Writing as a medium of perception
 

With regard to a theory of writing, the argumentative figures and theoretical building blocks developed in the course of the research efforts outlined above enable a shift in the epistemological focus from the aspect of writing as a medium of communication to that of writing as a medium of perception (Krämer 2006:75). Accordingly, the reference to current debates on writing can substantiate an observation already made heuristically in the context of music performance: The traditional, Eurocentric idea, which has in many ways become dubious and partially obsolete, that music writing constitutes nothing more than a “trans-lation” of a real or imagined sound and serves solely as a set of instructions on how to recreate that sound by translating it back, is not tenable from a theoretical perspective either. Music writing is not just less but at the same time also more than mere documentation of sound events or imaginations of musical sound.

We have thus prepared the ground and laid down the epistemic asphalt for a modified perspective on the theory of music writing. The factors, observations, and epistemic shifts touched on above motivate, evoke, and enable a turn in the theoretical perspective on music writing that sheds light on phenomena that have previously received scant attention, without making it necessary to demand a renunciation of traditional conceptions regarding the function of musical notation as a medium of storage and communication. We would now like to emphasize three elements:

(a) The aisthetic dimension may be regarded as a constitutive media element of music writing. The special attention to the aspects of the dual dynamics of visibility and perceptibility (Strätling/Witte 2006:7) – in the specific mode of audible signs – will open up new phenomenal domains of music writing for critical inquiry on the one hand and enable a more subtly differentiated categorization of a general theory of writing on the other. Writings undermine the separation of language and image that has been deeply rooted in European intellectual and cultural history since Lessing’s Laokoon; they “combine attributes of the discursive and the iconic” (Krämer/Totzke 2012:14). In a basic sense, the visual perceptibility is tied to the materiality of the writing and the act of writing. Against this background, it will be useful to take into more close account than has previously been the case in music philology (cf. Urbanek 2013) the highly differentiated philological contributions made by the schools of new philology (cf. especially Cerquiglini 1989 and the discussion precipitated by this study), which developed a stronger interest in “writing/Schrift/écriture” in contrast to the finished “work,” particularly with regard to older written documents; material philology (Nichols 1990), which raised our awareness of materiality; and finally critique génétique (Grésillon 1999, 2010; Bernhard Appel in particular has applied successfully several ideas introduced in critique génétique to research on musical sketches; cf. Appel 1999, 2003, 2005, 2010) with its interest in a more sophisticated description of genetic processes of text creation. These approaches will provide, over and above the consideration of the internal iconicity of the writing, important inspiration for treating questions concerning the spatiality and temporality of writing, with which musical notations – contrasting to a certain extent with the notation of verbal language – by definition share a close relationship.
(b) Music writings possess a specific element of inscribed performative presence that provides scope for the analysis of essential theoretical categories in a neutralization of the referential aspect of writing as a medium of communication against the backdrop of the media status of music writing as a record of musical events. Whereas the hermeneutic perspective of text and writing interpretation (and after all, text hermeneutics may be seen as the archetypical situation of philological endeavors) assumes that the function of language and writing consists only in its representational reference (cf. for instance, Gadamer 1999/II:356), this stance turns out to be questionable in many respects against the backdrop of music writing. A post-hermeneutic turn (Mersch 2010) of the discourse of writing receives argumentative support from the analysis of the specific mediality of music writing.

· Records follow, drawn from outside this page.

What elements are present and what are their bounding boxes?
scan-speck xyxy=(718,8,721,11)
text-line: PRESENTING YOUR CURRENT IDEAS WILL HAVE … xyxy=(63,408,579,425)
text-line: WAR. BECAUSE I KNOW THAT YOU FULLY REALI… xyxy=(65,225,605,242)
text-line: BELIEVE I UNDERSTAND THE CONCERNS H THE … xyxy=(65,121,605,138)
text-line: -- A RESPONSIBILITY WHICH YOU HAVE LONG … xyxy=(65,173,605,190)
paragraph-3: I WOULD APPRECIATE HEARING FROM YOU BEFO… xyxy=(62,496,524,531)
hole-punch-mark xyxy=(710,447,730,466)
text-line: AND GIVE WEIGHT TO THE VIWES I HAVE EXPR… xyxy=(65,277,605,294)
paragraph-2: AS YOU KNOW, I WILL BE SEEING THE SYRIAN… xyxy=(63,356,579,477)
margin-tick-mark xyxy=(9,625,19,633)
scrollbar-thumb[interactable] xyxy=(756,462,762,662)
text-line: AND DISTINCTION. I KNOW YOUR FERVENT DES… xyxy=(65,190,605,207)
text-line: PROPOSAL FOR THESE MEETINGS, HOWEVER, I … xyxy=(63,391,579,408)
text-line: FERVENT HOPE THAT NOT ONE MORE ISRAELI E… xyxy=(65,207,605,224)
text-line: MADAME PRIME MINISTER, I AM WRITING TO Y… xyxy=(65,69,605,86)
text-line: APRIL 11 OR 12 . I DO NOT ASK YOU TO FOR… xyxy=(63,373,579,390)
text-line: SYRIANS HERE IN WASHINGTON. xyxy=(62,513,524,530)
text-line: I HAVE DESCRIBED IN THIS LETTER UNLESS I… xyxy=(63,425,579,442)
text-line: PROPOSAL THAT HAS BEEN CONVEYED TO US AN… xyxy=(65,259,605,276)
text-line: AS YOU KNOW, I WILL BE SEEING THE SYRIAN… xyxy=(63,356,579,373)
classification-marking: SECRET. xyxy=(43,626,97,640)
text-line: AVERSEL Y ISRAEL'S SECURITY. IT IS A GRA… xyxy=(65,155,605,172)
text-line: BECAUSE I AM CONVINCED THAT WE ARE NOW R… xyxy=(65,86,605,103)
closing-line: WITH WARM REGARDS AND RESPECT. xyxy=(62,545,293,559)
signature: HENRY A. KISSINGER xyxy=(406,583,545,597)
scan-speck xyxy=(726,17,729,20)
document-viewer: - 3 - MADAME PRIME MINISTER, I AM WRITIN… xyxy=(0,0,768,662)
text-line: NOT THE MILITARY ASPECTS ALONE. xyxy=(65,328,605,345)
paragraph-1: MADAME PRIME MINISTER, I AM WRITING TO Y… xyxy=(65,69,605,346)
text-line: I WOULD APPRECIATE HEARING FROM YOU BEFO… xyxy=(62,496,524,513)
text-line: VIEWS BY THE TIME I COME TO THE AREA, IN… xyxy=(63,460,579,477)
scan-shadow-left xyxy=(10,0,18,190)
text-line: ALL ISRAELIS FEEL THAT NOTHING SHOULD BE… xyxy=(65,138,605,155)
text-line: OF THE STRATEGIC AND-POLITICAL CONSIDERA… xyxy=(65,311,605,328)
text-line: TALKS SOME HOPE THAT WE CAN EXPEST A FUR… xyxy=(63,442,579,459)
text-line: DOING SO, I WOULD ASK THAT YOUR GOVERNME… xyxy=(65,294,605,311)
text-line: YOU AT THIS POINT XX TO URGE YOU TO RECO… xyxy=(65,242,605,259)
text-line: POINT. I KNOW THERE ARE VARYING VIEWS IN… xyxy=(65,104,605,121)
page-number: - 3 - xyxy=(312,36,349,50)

(c) Sound events become manageablemanipulable, and open to reflection in their written “reification” and can thus be subjected to diverse (textual) operations (Strätling/Witte 2006:9). The thesis that the form of language constitutes itself in the first place in and through its written representation, that therefore the phoneme in fact turns out to be an “epiphenomenon” of the grapheme (Krämer 2006:78), also opens up previously little discussed avenues of thought for a theory of music writing, whose precise mapping will for its part enable a theoretically differentiated discussion of important key words in the current discourse of writing.

We propose that the development of an adequate theory of music writing that takes these three elements seriously as a shift in fundamental thought patterns should make reference to four categories: (I) materiality, (II) operativity, (III) iconicity, (IV) performativity. A finely differentiated, source- based analysis of these categories, intertwining as they do in manifold ways, enables a new focus on previously neglected yet constitutive aspects of music writing, allowing us not only to establish a consciousness for their subtle network of cross-references. In addition, these investigations in the field of music promise a phenomenological extension and theoretical clarification of the basic constellations involved in a general theory of writing, which in the precarious exclusion of non- phonographic writing concepts has previously been developed almost entirely according to the paradigm of the (semantically bound) writing of language. The reference to a theory of music writing can make a fundamental contribution within the context of this endeavor, bringing us closer to the declared goal of attaining a theory of speech-independent (non-phonographic) writing (Krämer 2003b, 2006:77, etc).